Cet article montre comment tout concepteur de logiciels temps-réel enfouis pour microcontrôleurs (MCU) ou processeurs de traitement du signal (DSP), insatisfait comme moi des lourdeurs et coûts de leurs environnements intégrés de développement commerciaux, peut créer à peu de frais ses propres environnements hôtes de développement incrémental, qui lui permettront une testabilité aisée et donc des cycles de mise au point rapides grâce à une interactivité exceptionnelle avec son matériel cible et son logiciel temps-réel embarqué.
Depuis les débuts de l'informatique, deux conceptions différentes du cycle de développement se sont cotoyées :
Cette comparaison, de mon point de vue, montre que la différence entre langages dits compilés et langages dits interprétés se situe moins au niveau des techniques de traduction des langages sources, rédigés par un humain, en code machine (traduction faite une seule fois pour plusieurs exécutions du code machine dans le cas des langages compilés, ou faite à chaque exécution dans le cas des langages interprétés), qu'au niveau de l'interactivité procurée par les langages interprétés, alors que les langages compilés offrent des quantités d'options de paramétrage des outils de leur chaîne de compilation.
Les langages dits interprétés sont réputés moins rapides que les compilés, moins à cause du potentiel d'optimisations plus globales (rarement exploité, d'après mes constatations) des langages compilés, qu'à cause du surcoût d'interprétation soit directement du code source, soit du code intermédiaire que certains langages dits interprétés génèrent, autant pour des raisons de portabilité que de compacité (comme c'est aussi le cas par exemple du "P-code" Pascal ou de la "machine virtuelle" Java).

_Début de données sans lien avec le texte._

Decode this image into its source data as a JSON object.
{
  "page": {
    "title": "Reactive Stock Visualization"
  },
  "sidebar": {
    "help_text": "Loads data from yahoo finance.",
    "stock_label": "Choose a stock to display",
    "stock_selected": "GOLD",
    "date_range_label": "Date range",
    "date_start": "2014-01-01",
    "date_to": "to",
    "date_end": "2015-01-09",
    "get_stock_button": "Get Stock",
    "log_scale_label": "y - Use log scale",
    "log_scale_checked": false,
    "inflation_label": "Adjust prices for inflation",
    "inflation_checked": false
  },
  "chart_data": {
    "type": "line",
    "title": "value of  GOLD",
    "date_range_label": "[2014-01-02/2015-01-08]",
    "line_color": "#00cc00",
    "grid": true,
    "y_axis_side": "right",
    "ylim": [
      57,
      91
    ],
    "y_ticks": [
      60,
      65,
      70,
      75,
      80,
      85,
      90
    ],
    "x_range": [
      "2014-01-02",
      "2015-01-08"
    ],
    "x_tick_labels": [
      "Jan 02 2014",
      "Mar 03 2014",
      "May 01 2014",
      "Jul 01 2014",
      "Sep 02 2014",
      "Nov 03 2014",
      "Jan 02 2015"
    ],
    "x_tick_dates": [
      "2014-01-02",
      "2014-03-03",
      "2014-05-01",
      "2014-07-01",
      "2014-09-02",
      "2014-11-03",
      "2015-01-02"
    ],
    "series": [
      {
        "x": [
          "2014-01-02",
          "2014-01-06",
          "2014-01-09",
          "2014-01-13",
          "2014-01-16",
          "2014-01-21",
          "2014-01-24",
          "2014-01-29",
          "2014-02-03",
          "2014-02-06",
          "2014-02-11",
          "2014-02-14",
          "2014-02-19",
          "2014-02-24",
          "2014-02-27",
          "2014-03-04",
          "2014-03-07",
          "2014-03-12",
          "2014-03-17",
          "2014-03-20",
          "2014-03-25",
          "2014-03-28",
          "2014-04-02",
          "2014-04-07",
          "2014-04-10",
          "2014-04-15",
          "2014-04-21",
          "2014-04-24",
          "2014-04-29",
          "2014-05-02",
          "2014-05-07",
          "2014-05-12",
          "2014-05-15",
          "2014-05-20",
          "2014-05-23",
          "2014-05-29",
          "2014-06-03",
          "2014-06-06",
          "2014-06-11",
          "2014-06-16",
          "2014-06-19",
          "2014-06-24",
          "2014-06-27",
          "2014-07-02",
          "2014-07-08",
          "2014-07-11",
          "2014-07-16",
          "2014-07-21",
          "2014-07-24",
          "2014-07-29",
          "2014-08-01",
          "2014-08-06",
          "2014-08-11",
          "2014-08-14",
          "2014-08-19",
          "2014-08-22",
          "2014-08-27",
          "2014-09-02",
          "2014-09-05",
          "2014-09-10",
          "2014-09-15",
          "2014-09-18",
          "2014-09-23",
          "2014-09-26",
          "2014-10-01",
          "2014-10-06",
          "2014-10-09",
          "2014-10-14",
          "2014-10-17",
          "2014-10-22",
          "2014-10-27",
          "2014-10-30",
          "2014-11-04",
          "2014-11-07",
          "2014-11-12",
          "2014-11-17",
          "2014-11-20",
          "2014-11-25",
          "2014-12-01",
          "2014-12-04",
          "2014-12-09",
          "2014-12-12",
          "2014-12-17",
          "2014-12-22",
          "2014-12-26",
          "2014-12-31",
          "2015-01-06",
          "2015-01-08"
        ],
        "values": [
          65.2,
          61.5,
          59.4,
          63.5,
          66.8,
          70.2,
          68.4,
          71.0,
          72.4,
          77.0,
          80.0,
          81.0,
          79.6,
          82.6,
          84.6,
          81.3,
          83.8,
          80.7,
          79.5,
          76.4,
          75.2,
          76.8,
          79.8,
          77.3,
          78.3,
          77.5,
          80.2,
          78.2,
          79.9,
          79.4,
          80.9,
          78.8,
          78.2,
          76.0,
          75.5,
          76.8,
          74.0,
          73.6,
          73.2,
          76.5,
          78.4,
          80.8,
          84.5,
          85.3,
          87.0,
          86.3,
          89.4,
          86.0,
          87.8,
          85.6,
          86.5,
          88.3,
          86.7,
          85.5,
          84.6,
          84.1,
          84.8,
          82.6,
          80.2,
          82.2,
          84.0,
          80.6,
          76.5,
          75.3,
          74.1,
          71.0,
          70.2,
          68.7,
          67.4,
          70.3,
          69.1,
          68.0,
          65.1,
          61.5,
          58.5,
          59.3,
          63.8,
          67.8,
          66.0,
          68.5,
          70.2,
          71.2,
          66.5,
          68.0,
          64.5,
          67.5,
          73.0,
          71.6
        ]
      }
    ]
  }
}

Cette réputation est controversée (tout comme les programmes de test choisis pour comparer les performances), en particulier depuis l'introduction des techniques de compilation "à la volée" qui génèrent du code machine proche de celui des langages dits compilés, à partir du code source (cf par exemple FreeForth du même auteur) ou intermédiaire (cf compilateurs "Just-In-Time" de Smalltalk et Java), lors de son chargement depuis la mémoire lente de stockage non volatile (disque ou ROM ou flash) vers la memoire rapide d'exécution (RAM).
Compilateurs comme interpréteurs ont pour principale tâche de traduire les noms/symboles choisis par le développeur en adresses mémoire fixes (dans le cas des variables globales ou des destinations d'instructions de saut) ou relatives (à un pointeur de pile, dans le cas de variables locales, ou à une adresse de base, dans le cas de champs de structures de données).
Les langages compilés accomplissent cette tâche en plusieurs "passes" : analyse syntaxique et grammaticale du source traduit en un arbre, simplifié par réduction des expressions constantes et factorisation des sous-expressions communes, allocation des registres, assemblage de sections séquentielles de code machine et de données, résolution des adresses des instructions de saut et des variables, et génération finale d'un fichier chargeable en mémoire vive pour exécution.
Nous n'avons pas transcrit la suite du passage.